La Región

En una inspección ocular se acreditó el relato de víctimas del cura Ilarraz

Lo confirmaron los fiscales y la querella de la causa que se sigue contra el sacerdote acusado de abusos en perjuicio de al menos siete menores.

Martes 08 de Mayo de 2018

"La medida judicial fue concluyente y determinante, ya que quedó acreditado el relato de las víctimas en cuanto a las dimensiones de los dormitorios y el de Ilarraz. Las víctimas se mostraron shockeadas y muy conmocionadas al contar sobre los lugares en que fueron abusados y se quebraron al recordar los hechos", indicaron a UNO los fiscales Alvaro Piérola y Juan Francisco Ramírez Montrull en relación a la inspección ocular que se realizó ayer por la mañana en el Seminario Arquidiocesano Nuestra Señora del Cenáculo de Paraná, lugar donde se habrían registrados los presuntos abusos a al menos siete menores por parte del sacerdote Justo José Ilarraz.

Tanto para los fiscales como para la querella la medida es de vital importancia ya que "confirma todo lo dicho hasta el momento por las víctimas".

La inspección sirve para determinar medidas y distancias entre pabellones. En el lugar los operadores judiciales también pudieron observar dónde se encontraba la habitación del arzobispo Juan Alberto Puiggari, superior de Ilarraz en el momento de los hechos y uno de los testigos en la causa.

Se pudieron realizar recorridas tanto con las víctimas como con Ilarraz, para darle la réplica de lo sucedido y garantizar el derecho de defensa.

Hasta ahora, el juicio a Ilarraz lleva 10 días de desarrollo desde el 16 de abril. Ayer se hizo una inspección en el Seminario Arquidiocesano, sobre avenida Don Bosco al 2.500, en la zona del Brete.

La inspección

A las 8.30 comenzó una inspección ocular en el lugar del Seminario Arquidiocesano Nuestra Señora del Cenáculo donde se habrían registrado los hechos que se le acusan al sacerdote Ilarraz. El religioso enfrenta un juicio por presuntos abusos registrados en ese seminario, ubicado en la periferia de la capital entrerriana. En este contexto, se dispuso un operativo de seguridad en la zona de calles López Jordán y Don Bosco, en inmediaciones al ingreso al lugar, el cual fue requerido por la Justicia para preservar el lugar y que pueda llevarse adelante la medida judicial.

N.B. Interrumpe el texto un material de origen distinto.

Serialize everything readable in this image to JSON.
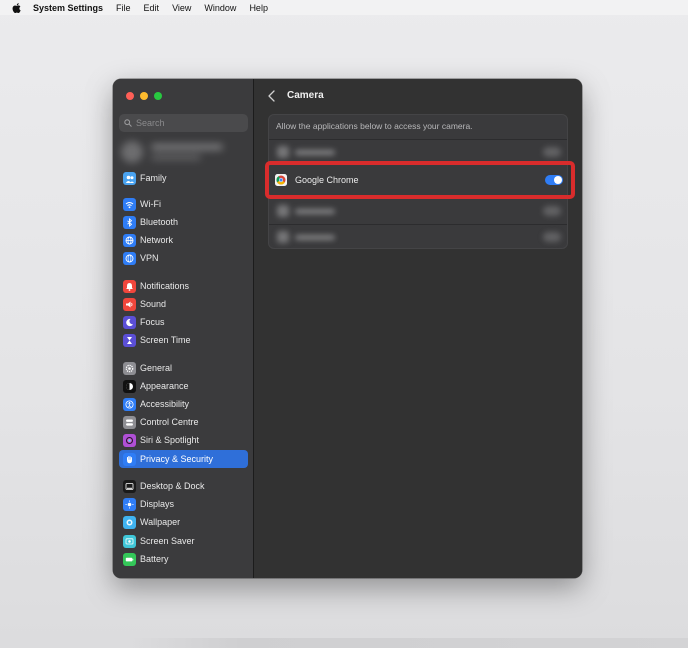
{
  "menubar": {
    "app_name": "System Settings",
    "menus": [
      "File",
      "Edit",
      "View",
      "Window",
      "Help"
    ]
  },
  "sidebar": {
    "search_placeholder": "Search",
    "items": [
      {
        "label": "Family",
        "icon": "family-icon",
        "color": "#4aa3f0"
      },
      {
        "label": "Wi-Fi",
        "icon": "wifi-icon",
        "color": "#2f7df6"
      },
      {
        "label": "Bluetooth",
        "icon": "bluetooth-icon",
        "color": "#2f7df6"
      },
      {
        "label": "Network",
        "icon": "network-icon",
        "color": "#2f7df6"
      },
      {
        "label": "VPN",
        "icon": "vpn-icon",
        "color": "#2f7df6"
      },
      {
        "label": "Notifications",
        "icon": "bell-icon",
        "color": "#f0463c"
      },
      {
        "label": "Sound",
        "icon": "speaker-icon",
        "color": "#f0463c"
      },
      {
        "label": "Focus",
        "icon": "moon-icon",
        "color": "#5b4fd6"
      },
      {
        "label": "Screen Time",
        "icon": "hourglass-icon",
        "color": "#5b4fd6"
      },
      {
        "label": "General",
        "icon": "gear-icon",
        "color": "#8e8e93"
      },
      {
        "label": "Appearance",
        "icon": "appearance-icon",
        "color": "#111111"
      },
      {
        "label": "Accessibility",
        "icon": "accessibility-icon",
        "color": "#2f7df6"
      },
      {
        "label": "Control Centre",
        "icon": "control-centre-icon",
        "color": "#8e8e93"
      },
      {
        "label": "Siri & Spotlight",
        "icon": "siri-icon",
        "color": "#b04fd6"
      },
      {
        "label": "Privacy & Security",
        "icon": "hand-icon",
        "color": "#2f7df6",
        "selected": true
      },
      {
        "label": "Desktop & Dock",
        "icon": "dock-icon",
        "color": "#1a1a1a"
      },
      {
        "label": "Displays",
        "icon": "sun-icon",
        "color": "#2f7df6"
      },
      {
        "label": "Wallpaper",
        "icon": "wallpaper-icon",
        "color": "#3fb3f0"
      },
      {
        "label": "Screen Saver",
        "icon": "screen-saver-icon",
        "color": "#3fc7d8"
      },
      {
        "label": "Battery",
        "icon": "battery-icon",
        "color": "#34c759"
      }
    ]
  },
  "main": {
    "title": "Camera",
    "description": "Allow the applications below to access your camera.",
    "apps": [
      {
        "label": "Google Chrome",
        "enabled": true
      }
    ]
  },
  "colors": {
    "accent": "#2f7df6",
    "highlight": "#d92c2c"
  }
}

Por pedido de la acusación participan del recorrido cuatro de las siete víctimas, según pudo confirmar el diario UNO de Entre Ríos: Fabián Schunk, Maximiliano Hilarza, y otras dos víctimas que se conocieron a partir del inicio del debate. También estuvo presente el cura Ilarraz, y se aclaró que el tribunal dispuso que sea acompañado de una custodia policial.

Jueces, abogados de las partes y víctimas asistieron desde temprano, con el objetivo de ver y analizar las habitaciones del Seminario. En diálogo con diario UNO Marcos Rodríguez Allende, uno de los querellantes, indicó que se puso el ojo en el dormitorio de Ilarraz donde se habrían producido los abusos, además del pabellón donde dormían los menores denunciantes. Aclaró que la inspección no es una reconstrucción del hecho. "Se trata de mirar los lugares, determinar dimensiones y ver si coincide con lo declarado por las víctimas".

Según Rodríguez Allende, se buscó establecer "las características del dormitorio de Ilarraz, donde se producían los mayores abusos y el pabellón donde dormían los menores, el cual tiene las características fundamentales para que los jueces puedan conocerlo, tal cual, las víctimas lo han declarado".

En Tribunales

Por la tarde, ya en los Tribunales de Paraná, Schunk, una de las víctimas de Ilarraz, se cruzó con el sacerdote en los pasillos.

"Lo miré pero no me miró. Estuve 12 años en el Seminario y él fue un papá. Son muchas las víctimas y esto se comprobó en el juicio, porque hay testigos que han declarado sin el rótulo de denunciantes, pero sí han sido víctimas. Siempre sostuvimos que son unas 50. En algunos casos los abusos fueron por un año, en otros cuatro o cinco. Queremos la sentencia de culpabilidad", dijo a Elonce.com.

La caída

El Seminario de Paraná en la década del 80 llegó a tener un promedio de 150 internos, repartidos entre el Seminario Mayor y Menor. El primer nivel agrupaba desde el primero al quinto año del secundario, mientras que el nivel superior contemplaba los distintos años en los cuales se estudiaba Filosofía y Teología.

El declive comenzó a mediados de los 90, contó una fuente que supo pertenecer a la curia. Y lo atribuye a las políticas desplegadas por Puiggari y a que se dejó de reclutar a menores en poblaciones rurales del interior de la provincia. A esa tarea estaba abocado el cura Ilarraz, junto a otro sacerdote.